L’article 6 de la loi « Sapin II » définit le lanceur d’alerte comme une personne physique qui révèle ou signale, de manière désintéressée et de bonne foi, un crime ou un délit, une violation grave et manifeste d’un engagement international régulièrement ratifié ou approuvé par la France, d’un acte unilatéral d’une organisation internationale pris sur le fondement d’un tel engagement, de la loi ou du règlement, ou une menace ou un préjudice graves pour l’intérêt général, dont elle a eu personnellement connaissance.

Dans cette affaire, un consultant employé par la société EURODECISION, en mission auprès du Technocentre Renault de Guyancourt, avait pris l’initiative de convier les syndicats du site à la « nuit rouge » organisée par le journal Fakir dans le prolongement d’une manifestation contre la loi Travail.

Son employeur, informé de cet envoi, convie alors le salarié à un entretien informel, suivi d’un entretien préalable à l’issue duquel un avertissement lui sera infligé.

Par la suite, le journal Fakir, dont le consultant est bénévole, a diffusé son enregistrement de l’entretien « informel » avec son directeur.

Ce dernier y affirme notamment que les mails des syndicalistes du site de Renault sont surveillés, et qu’il n’est pas « censé, en tant qu’intervenant chez Renault […] discuter avec les syndicats Renault », qui sont « là pour les salariés de Renault ».

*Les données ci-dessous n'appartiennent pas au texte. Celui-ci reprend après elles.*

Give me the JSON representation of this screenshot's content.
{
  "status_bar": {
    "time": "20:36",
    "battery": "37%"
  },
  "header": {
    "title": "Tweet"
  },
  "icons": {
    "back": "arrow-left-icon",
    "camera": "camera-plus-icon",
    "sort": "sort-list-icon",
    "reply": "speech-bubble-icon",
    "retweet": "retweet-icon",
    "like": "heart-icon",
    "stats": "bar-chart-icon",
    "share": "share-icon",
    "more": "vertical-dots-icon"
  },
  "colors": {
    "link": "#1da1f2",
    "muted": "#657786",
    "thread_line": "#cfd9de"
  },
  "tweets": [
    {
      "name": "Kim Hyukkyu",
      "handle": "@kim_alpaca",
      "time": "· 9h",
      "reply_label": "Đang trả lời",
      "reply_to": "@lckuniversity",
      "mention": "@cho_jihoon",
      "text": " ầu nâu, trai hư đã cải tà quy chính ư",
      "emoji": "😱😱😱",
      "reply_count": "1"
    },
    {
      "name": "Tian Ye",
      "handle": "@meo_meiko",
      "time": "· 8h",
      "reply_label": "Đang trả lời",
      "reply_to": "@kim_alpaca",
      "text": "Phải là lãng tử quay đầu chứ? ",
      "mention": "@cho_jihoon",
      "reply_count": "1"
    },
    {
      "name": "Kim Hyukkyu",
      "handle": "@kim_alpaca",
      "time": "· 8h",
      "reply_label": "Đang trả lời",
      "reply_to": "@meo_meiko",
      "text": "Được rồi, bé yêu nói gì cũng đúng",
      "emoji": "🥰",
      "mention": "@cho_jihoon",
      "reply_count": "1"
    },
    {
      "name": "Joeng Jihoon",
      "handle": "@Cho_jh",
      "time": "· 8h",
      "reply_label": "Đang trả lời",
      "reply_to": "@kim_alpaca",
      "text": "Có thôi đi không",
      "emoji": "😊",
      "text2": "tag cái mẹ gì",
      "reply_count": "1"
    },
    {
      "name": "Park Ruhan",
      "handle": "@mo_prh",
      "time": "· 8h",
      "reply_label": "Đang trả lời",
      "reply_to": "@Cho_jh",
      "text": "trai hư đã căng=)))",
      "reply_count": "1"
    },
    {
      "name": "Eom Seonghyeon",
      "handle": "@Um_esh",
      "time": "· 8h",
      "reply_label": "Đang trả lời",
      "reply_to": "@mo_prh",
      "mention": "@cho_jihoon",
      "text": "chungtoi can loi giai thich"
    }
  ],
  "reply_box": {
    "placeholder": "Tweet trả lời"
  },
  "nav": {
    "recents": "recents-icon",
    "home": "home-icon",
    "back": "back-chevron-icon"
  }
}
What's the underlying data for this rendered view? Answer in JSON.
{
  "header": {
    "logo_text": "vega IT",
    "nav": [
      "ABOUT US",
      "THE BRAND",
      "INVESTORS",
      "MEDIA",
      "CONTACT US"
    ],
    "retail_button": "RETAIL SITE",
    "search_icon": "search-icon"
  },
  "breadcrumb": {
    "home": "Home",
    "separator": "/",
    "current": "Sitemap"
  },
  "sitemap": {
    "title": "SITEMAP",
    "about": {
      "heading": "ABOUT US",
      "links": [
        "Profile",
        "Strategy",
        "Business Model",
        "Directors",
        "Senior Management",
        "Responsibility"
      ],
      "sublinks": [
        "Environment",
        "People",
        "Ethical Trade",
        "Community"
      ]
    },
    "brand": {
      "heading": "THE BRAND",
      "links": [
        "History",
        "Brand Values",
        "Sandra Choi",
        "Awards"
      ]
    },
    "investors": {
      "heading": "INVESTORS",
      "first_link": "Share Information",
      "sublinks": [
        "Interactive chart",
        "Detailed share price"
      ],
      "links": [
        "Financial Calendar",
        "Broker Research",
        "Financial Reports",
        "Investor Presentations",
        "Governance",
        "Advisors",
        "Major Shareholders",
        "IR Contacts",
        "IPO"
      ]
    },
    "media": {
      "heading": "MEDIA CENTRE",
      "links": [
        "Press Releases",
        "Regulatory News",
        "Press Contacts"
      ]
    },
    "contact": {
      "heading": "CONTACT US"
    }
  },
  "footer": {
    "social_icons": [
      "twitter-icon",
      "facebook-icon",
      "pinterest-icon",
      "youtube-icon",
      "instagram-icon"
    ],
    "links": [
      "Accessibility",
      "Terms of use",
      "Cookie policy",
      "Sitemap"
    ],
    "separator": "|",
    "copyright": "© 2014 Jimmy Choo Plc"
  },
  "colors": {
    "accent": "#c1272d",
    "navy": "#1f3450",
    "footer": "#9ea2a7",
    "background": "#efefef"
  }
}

Dans la foulée de la publication de cet enregistrement, le consultant est convoqué à un nouvel entretien préalable et licencié pour faute grave, l’employeur lui reprochant « un manquement grave à ses obligations de loyauté et de bonne foi ».

Le salarié, qui estime que son licenciement est intervenu en violation de la protection des lanceurs d’alerte prévue par la loi, saisit la justice pour faire juger son licenciement comme nul.

Il conteste en outre l’interdiction qui lui était faite de communiquer avec les syndicats de l’entreprise d’accueil, en faisant valoir qu’il fait partie de la communauté de travail du Technocentre.

Saisie du litige, la cour d’appel de Versailles retient en premier lieu que l’interdiction faite au salarié, membre de la communauté de travail, de communiquer avec les syndicats de l’entreprise d’accueil constitue une atteinte à la liberté syndicale, « qui dérive du droit fondamental à la liberté d’expression ».

Elle relève que les mails litigieux, envoyés à deux syndicalistes, avaient un « lien direct » avec les droits des salariés étant donné « l’objet de la manifestation » contre la loi Travail, et ne « mettaient pas en cause la société Renault ».

La cour d’appel observe que « la révélation des faits d’atteinte à la liberté d’expression dans le cadre d’échanges avec un syndicat est intervenue par la voie de médias par internet, lors de la diffusion de l’enregistrement litigieux ».

Le salarié « avait personnellement et préalablement constaté que son employeur remettait en cause plus généralement son droit à la libre communication avec les syndicats de la société Renault, au vu des propos tenus par le dirigeant de la société Eurodécision lors de l’entretien informel » et « de la procédure disciplinaire avec mise à pied conservatoire » débouchant sur un avertissement puis son licenciement pour faute grave.

Selon la cour d’appel, le salarié est dès lors recevable à invoquer le statut du lanceur d’alerte.

Elle précise sur ce point que si le salarié « a laissé diffuser l’enregistrement », c’est « en raison de sa crainte de faire l’objet de manière injustifiée d’une sanction disciplinaire pouvant aller jusqu’au licenciement », justifiée par sa convocation à un entretien préalable.